La carrera de Esteban Moctezuma

Mientras, como fondo, crepitaba eternamente la estática,
¡poltergeists del éter y paleros de la idiotez!

Malcolm Lowry, Bajo el volcán.

 

Según AMLO, uno de los posibles candidatos presidenciales de Morena es el embajador de México en Estados Unidos. ¿Cuál es la carrera política del ex secretario de Educación Pública? ¿Cómo es el pasado público-profesional de Moctezuma Barragán? Exploremos el periodo que va del sexenio de López Portillo al actual, pero hagámoslo a partir de sus tres jefes principales.

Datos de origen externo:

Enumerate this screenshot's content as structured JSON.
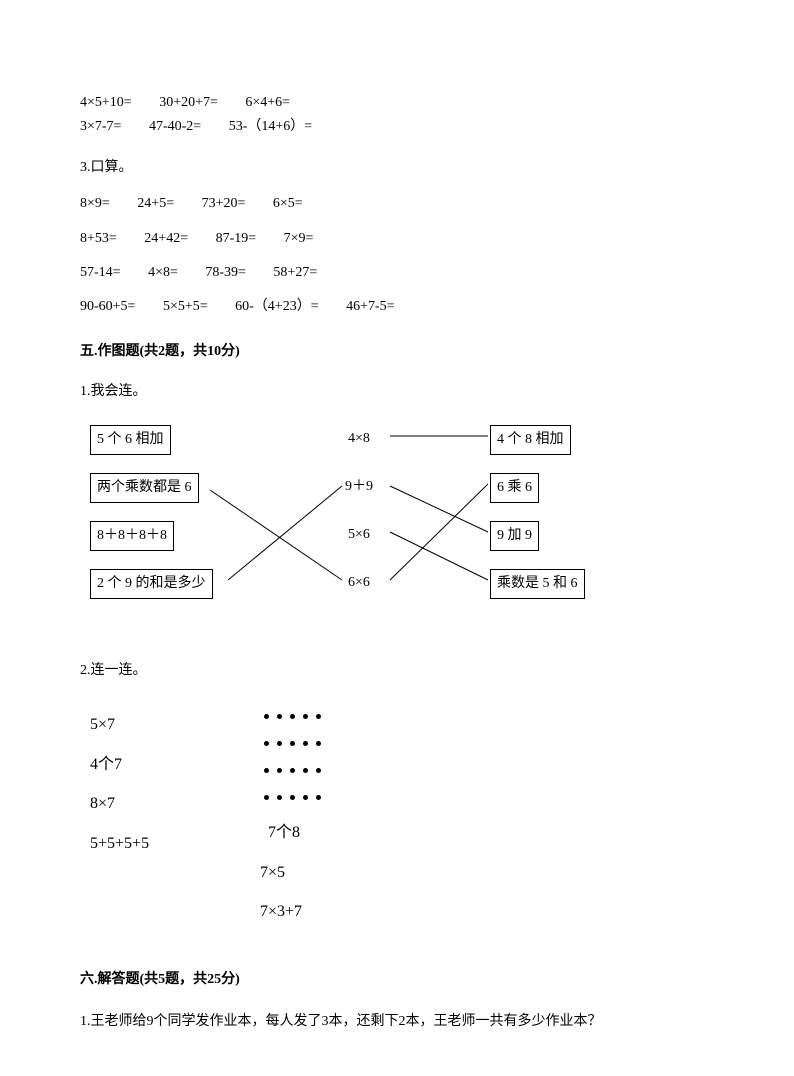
{
  "colors": {
    "text": "#000000",
    "bg": "#ffffff",
    "border": "#000000"
  },
  "topEquations": {
    "row1": [
      "4×5+10=",
      "30+20+7=",
      "6×4+6="
    ],
    "row2": [
      "3×7-7=",
      "47-40-2=",
      "53-（14+6）="
    ]
  },
  "q3": {
    "title": "3.口算。",
    "rows": [
      [
        "8×9=",
        "24+5=",
        "73+20=",
        "6×5="
      ],
      [
        "8+53=",
        "24+42=",
        "87-19=",
        "7×9="
      ],
      [
        "57-14=",
        "4×8=",
        "78-39=",
        "58+27="
      ],
      [
        "90-60+5=",
        "5×5+5=",
        "60-（4+23）=",
        "46+7-5="
      ]
    ]
  },
  "section5": {
    "heading": "五.作图题(共2题，共10分)",
    "q1_title": "1.我会连。",
    "left_boxes": [
      "5 个 6 相加",
      "两个乘数都是 6",
      "8＋8＋8＋8",
      "2 个 9 的和是多少"
    ],
    "mid_texts": [
      "4×8",
      "9＋9",
      "5×6",
      "6×6"
    ],
    "right_boxes": [
      "4 个 8 相加",
      "6 乘 6",
      "9 加 9",
      "乘数是 5 和 6"
    ],
    "q2_title": "2.连一连。",
    "q2_left": [
      "5×7",
      "4个7",
      "8×7",
      "5+5+5+5"
    ],
    "q2_right": [
      "7个8",
      "7×5",
      "7×3+7"
    ],
    "dot_grid": {
      "rows": 4,
      "cols": 5
    }
  },
  "section6": {
    "heading": "六.解答题(共5题，共25分)",
    "q1": "1.王老师给9个同学发作业本，每人发了3本，还剩下2本，王老师一共有多少作业本？"
  }
}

El primero de esos jefes es Francisco Labastida Ochoa. Este sinaloense despegó políticamente en el sexenio lopezportillista, primero como director general de Promoción Fiscal de la Secretaría de Hacienda y después como subsecretario de Programación y Presupuesto. ¿Quién era el secretario? Miguel de la Madrid, cuyo cargo inmediato anterior fue el de subsecretario de Hacienda. En la aún reciente SPP (creada por López Portillo para sustituir a la Secretaría de la Presidencia), Moctezuma es subdirector de Planes de Desarrollo Estatal, de 1979 a 1980, y subdirector de Instrumentos de Política Regional, de 1980 a 1981. Ahí coincide entonces con De la Madrid, secretario, Manuel Bartlett, asesor del secretario, Carlos Salinas, director general, y con el subsecretario Labastida. Éste se convierte en secretario de Energía, Minas e Industria Paraestatal (SEMIP) cuando De la Madrid se convierte en presidente de México. En el gabinete delamadridista están tanto Labastida como Bartlett (Gobernación) y Salinas (SPP). ¿Dónde queda Moctezuma? El secretario Labastida lo escoge como secretario particular, iniciando su despegue político.

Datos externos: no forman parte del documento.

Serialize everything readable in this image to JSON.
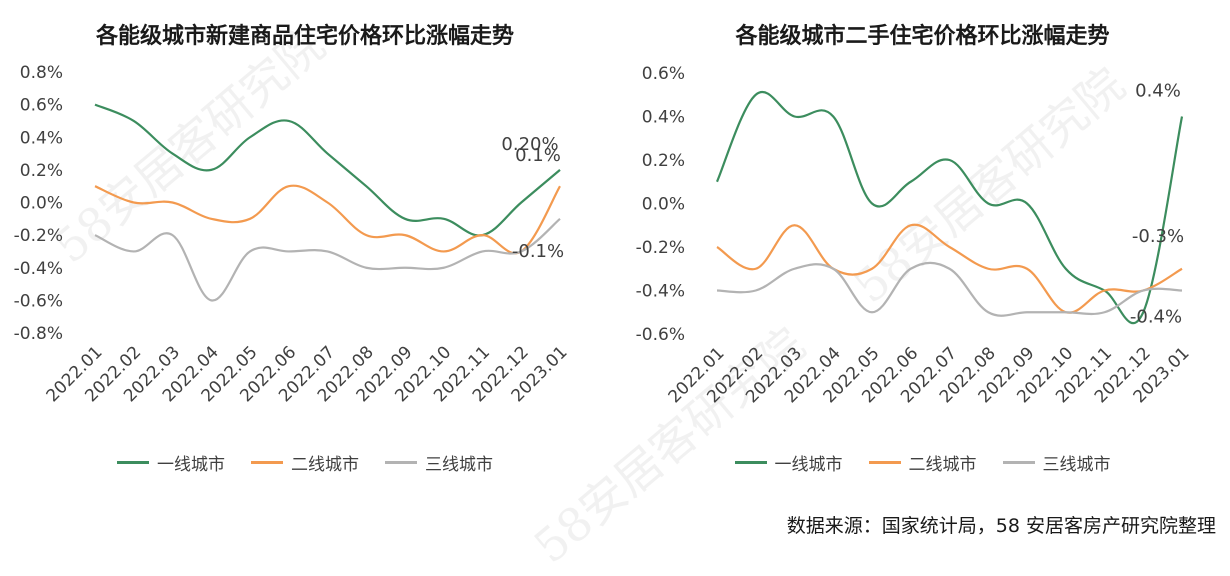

Moctezuma despegó con Labastida, no se despegó de él. Labastida fue titular de SEMIP la mayor parte del sexenio 1982-1988 y Moctezuma fue su secretario particular el mismo tiempo, de 1982 a 1986. Cuando Labastida es candidato del PRI a la gubernatura de Sinaloa, Moctezuma es colocado en la Secretaría de Finanzas del Comité Directivo Estatal priista, para llevar los dineros de la campaña. Como era inevitable, Labastida obtiene la gubernatura y hace de Moctezuma el secretario de Administración del estado. Ocupa este puesto hasta 1988, cuando es contratado por su segundo gran jefe, Ernesto Zedillo.

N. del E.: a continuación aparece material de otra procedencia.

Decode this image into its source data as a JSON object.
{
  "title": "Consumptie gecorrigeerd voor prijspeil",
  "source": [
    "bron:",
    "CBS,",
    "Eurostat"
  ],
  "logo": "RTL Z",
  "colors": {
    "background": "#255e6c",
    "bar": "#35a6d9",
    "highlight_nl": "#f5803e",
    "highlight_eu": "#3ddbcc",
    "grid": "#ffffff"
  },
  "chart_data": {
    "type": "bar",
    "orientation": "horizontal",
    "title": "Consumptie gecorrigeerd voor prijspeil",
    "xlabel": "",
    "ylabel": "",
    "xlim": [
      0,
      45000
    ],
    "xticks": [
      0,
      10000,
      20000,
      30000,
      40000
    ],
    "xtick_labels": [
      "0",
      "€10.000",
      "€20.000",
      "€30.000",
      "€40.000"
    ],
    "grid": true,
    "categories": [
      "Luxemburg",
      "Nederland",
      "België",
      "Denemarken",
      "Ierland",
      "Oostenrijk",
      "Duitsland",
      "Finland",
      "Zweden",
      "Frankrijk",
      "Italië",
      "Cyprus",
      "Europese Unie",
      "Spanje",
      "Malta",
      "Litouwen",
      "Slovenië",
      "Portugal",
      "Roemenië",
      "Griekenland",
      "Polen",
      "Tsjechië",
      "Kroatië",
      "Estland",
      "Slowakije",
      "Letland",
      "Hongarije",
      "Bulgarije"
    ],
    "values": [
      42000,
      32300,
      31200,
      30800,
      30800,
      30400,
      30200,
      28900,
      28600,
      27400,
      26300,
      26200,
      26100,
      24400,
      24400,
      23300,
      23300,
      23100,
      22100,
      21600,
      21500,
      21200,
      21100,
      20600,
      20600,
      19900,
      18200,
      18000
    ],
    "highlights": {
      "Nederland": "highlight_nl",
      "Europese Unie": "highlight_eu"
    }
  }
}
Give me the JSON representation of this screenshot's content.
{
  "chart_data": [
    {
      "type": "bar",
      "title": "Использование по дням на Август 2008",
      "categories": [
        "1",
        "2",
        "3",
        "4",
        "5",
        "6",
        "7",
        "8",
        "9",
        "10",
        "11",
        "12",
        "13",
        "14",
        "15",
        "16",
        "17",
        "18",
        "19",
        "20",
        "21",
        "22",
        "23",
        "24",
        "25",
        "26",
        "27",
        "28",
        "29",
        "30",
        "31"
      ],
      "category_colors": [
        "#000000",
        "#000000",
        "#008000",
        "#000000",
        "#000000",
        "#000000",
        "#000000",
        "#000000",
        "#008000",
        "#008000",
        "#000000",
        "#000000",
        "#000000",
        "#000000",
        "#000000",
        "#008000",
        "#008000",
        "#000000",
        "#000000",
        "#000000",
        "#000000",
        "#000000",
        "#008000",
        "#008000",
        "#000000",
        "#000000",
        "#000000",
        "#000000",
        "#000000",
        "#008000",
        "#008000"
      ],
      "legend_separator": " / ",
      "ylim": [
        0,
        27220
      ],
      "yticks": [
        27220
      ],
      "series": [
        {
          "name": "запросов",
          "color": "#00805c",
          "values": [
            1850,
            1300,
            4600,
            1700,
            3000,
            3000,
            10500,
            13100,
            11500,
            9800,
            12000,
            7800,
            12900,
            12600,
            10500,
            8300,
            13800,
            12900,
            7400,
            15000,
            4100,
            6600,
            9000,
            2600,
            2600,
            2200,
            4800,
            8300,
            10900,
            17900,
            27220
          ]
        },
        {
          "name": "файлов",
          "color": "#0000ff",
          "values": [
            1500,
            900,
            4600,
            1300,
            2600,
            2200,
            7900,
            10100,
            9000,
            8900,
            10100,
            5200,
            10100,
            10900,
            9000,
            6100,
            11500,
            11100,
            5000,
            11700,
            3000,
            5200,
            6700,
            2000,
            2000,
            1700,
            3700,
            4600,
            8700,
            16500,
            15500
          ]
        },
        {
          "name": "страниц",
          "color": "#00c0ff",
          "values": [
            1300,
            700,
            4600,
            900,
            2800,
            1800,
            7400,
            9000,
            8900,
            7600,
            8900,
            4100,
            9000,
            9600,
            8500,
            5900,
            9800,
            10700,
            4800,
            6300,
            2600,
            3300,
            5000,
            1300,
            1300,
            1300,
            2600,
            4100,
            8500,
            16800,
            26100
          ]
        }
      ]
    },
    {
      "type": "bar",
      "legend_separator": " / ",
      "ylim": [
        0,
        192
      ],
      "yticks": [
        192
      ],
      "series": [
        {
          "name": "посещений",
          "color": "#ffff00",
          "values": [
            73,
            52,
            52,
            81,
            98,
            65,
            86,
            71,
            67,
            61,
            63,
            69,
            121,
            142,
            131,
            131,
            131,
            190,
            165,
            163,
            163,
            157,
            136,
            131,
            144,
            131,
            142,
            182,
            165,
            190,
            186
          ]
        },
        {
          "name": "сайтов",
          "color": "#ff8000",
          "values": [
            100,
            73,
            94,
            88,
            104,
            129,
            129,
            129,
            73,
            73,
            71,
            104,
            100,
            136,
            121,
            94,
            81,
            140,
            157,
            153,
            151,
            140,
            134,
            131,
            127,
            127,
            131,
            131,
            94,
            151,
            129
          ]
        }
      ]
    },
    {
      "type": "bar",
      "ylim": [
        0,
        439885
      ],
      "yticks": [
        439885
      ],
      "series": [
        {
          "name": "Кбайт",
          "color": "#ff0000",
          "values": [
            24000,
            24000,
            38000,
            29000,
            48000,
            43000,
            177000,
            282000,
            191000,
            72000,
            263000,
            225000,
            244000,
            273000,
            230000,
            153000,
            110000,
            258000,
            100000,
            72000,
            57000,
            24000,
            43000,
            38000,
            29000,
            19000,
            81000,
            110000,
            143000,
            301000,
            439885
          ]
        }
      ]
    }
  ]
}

Salinas ha pasado de la SPP a la presidencia y designa en dicha secretaría a Zedillo, mientras que Zedillo designa a Moctezuma oficial mayor. En 1992 Zedillo pasa a la SEP y tiene a Moctezuma también como oficial mayor, luego como subsecretario, encargado de la descentralización educativa que no había podido lograr Bartlett como primer secretario de Educación Pública de Salinas. Ya durante la presidencia de Zedillo, Moctezuma es secretario de Gobernación (posición que también tuvo Labastida), senador y secretario de Desarrollo Social. Había sido coordinador de la campaña presidencial zedillista y lo fue de la de Labastida en 2000. Tras ese fracaso aparecería el tercer jefe, el dueño de TvAzteca.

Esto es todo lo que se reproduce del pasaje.